Yang kedua, mengikuti Bookbuster berarti juga menantang diri sendiri untuk mengesampingkan rasa takut di jalan. Namanya rombongan, mana bisa seenaknya. Sayalah yang harus menyesuaikan aturan mainnya agar bisa bareng-bareng ke tujuan. Kalau sendirian solo namanya, bukan rombongan. Agak berat memang, makanya sebelum berangkat saya menyiapkan diri  dan komat-kamit menyerahkan diri pada Empunya hidup atas apa yang saya lakukan hari itu. Negativisme saya buang, saya ganti dengan pikiran positif bahwa Allah akan menjaga saya dan semua akan baik-baik saja.

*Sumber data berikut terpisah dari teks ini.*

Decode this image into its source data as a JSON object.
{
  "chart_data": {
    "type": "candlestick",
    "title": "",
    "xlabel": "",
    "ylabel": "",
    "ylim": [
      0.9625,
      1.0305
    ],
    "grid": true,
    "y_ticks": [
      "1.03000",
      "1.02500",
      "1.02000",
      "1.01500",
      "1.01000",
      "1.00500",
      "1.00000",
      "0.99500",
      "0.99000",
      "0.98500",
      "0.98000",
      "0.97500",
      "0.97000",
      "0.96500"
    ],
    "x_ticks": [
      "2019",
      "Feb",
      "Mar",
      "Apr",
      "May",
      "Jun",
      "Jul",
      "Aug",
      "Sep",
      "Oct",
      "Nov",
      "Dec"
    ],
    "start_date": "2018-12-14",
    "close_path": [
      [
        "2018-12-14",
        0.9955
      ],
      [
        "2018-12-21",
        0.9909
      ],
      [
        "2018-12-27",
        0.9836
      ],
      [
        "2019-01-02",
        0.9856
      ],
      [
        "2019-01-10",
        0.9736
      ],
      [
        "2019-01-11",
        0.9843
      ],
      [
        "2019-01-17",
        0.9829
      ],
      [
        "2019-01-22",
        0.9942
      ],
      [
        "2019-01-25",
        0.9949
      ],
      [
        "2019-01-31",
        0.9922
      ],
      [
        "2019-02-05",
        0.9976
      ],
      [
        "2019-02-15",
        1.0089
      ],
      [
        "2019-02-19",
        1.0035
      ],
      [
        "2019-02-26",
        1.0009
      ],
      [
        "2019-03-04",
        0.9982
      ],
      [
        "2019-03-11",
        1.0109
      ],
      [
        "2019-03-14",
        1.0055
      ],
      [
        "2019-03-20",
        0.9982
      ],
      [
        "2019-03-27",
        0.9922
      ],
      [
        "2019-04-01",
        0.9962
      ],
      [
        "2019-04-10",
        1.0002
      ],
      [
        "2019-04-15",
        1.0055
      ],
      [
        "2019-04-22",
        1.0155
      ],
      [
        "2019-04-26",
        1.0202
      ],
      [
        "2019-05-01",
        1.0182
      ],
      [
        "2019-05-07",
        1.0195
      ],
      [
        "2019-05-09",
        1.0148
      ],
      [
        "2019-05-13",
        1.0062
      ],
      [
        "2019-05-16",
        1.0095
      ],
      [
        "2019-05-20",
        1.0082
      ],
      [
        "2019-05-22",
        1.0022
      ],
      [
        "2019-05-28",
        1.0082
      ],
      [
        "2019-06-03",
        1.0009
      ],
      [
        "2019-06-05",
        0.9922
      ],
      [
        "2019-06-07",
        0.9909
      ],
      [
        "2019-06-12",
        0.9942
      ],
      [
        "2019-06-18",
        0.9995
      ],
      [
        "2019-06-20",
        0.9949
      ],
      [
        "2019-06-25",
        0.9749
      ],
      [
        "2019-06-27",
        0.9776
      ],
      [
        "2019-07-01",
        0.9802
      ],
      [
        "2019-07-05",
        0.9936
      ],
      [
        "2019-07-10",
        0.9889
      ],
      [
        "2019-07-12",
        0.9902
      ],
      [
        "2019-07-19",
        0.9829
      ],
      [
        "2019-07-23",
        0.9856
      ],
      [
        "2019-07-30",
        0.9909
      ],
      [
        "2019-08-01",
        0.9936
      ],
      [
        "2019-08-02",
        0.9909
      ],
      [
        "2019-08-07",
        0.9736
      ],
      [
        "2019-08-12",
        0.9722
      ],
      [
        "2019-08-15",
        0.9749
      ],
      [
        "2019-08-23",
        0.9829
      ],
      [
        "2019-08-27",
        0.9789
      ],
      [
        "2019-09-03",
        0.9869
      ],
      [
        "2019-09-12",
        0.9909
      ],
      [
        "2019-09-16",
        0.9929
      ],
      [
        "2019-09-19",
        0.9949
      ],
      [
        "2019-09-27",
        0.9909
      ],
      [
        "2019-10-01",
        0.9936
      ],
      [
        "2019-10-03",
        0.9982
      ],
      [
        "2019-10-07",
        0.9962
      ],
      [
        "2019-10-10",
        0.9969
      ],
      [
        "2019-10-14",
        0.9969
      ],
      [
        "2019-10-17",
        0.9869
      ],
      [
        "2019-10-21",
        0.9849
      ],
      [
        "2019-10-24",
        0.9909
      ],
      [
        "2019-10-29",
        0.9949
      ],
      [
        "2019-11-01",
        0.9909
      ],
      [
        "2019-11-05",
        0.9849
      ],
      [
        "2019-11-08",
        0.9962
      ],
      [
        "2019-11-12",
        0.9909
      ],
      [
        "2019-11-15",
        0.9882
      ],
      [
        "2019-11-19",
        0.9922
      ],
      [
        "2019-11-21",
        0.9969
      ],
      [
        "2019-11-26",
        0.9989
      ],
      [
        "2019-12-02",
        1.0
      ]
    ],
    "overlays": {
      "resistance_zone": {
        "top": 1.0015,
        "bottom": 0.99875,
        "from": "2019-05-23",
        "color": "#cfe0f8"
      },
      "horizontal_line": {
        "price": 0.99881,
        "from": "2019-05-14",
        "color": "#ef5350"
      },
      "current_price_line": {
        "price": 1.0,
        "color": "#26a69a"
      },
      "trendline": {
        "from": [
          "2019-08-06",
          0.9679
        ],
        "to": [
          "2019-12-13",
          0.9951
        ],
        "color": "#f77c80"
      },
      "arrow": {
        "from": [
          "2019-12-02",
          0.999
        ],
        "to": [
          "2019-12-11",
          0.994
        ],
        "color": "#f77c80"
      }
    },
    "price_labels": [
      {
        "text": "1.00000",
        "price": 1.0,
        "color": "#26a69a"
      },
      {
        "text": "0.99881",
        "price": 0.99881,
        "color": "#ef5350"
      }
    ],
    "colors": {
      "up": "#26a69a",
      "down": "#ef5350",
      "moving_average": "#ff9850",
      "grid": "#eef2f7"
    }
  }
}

Soal apakah saya menyesal karena kecelakaan itu pengaruhnya sepanjang ini? Saya akan jawab, tidak juga. Justru karena kecelakaan itu saya jadi lebih hati-hati. Tidak ceroboh saat di jalan. Tahu cara mengukur diri, berapa kecepatan yang mampu saya tangani. Perkara orang lain mengatakan saya lelet, itu urusannya. Urusan saya adalah berkontribusi positif dalam kegiatan-kegiatan sosial atau kerelawanan dengan cara yang saya bisa sampai nanti tutup usia. Salah satunya mengikuti Bookbuster ini.
Oh, iya … apa kamu mau ikutan juga? Next year gabung bersama kami ya ….
  
Salam.
  






Komentar

  1. Wah keren ya acara bookbuster.. sponsornya jg keren hehe

    BalasHapus
    Balasan
    1. Iya, tahun ini UCWeb kerjasamanya sama RLI, mbak.
      Keren acaranya, makan serunya, tapi capek juga. Juauh soalnya.

      Hapus
  2. salut mbaaa... ga mudah jd relawan begini, apalagi dgn trauma yg pernah dialami. semoga aja, dgn pembagian buku2 ini, minat baca anak2 skr bisa meningkat yaaaa. aku sendiri suka baca, dari kecil. krn selalu dibiasain papa. tiap papa tugas ke LN, selalu yg dibawa buku anak2 bergambar, yg walopun aku ga ngerti isinya, tp aku tertarik dgn gambarnya :). itu yg bikin aku semangat utk belajar membaca supaya semua buku2 yg dibawa papa, bisa aku baca. anak2ku pun aku biasain begitu. aku beliin buku dr bayi. skr mereka udh gedean, udh tertarik baca buku2 yg prnh aku beli dulu. semoga sih, minat bacaku bisa nurun ke mereka :D.

    BalasHapus
    Balasan
    1. Wah, Mbak Fanny keren. Aku salut sama orang tua begini ini. Membiasakan buku dari bayi. Insyaallah doanya terkabul, puta-putrinya senang membaca semua.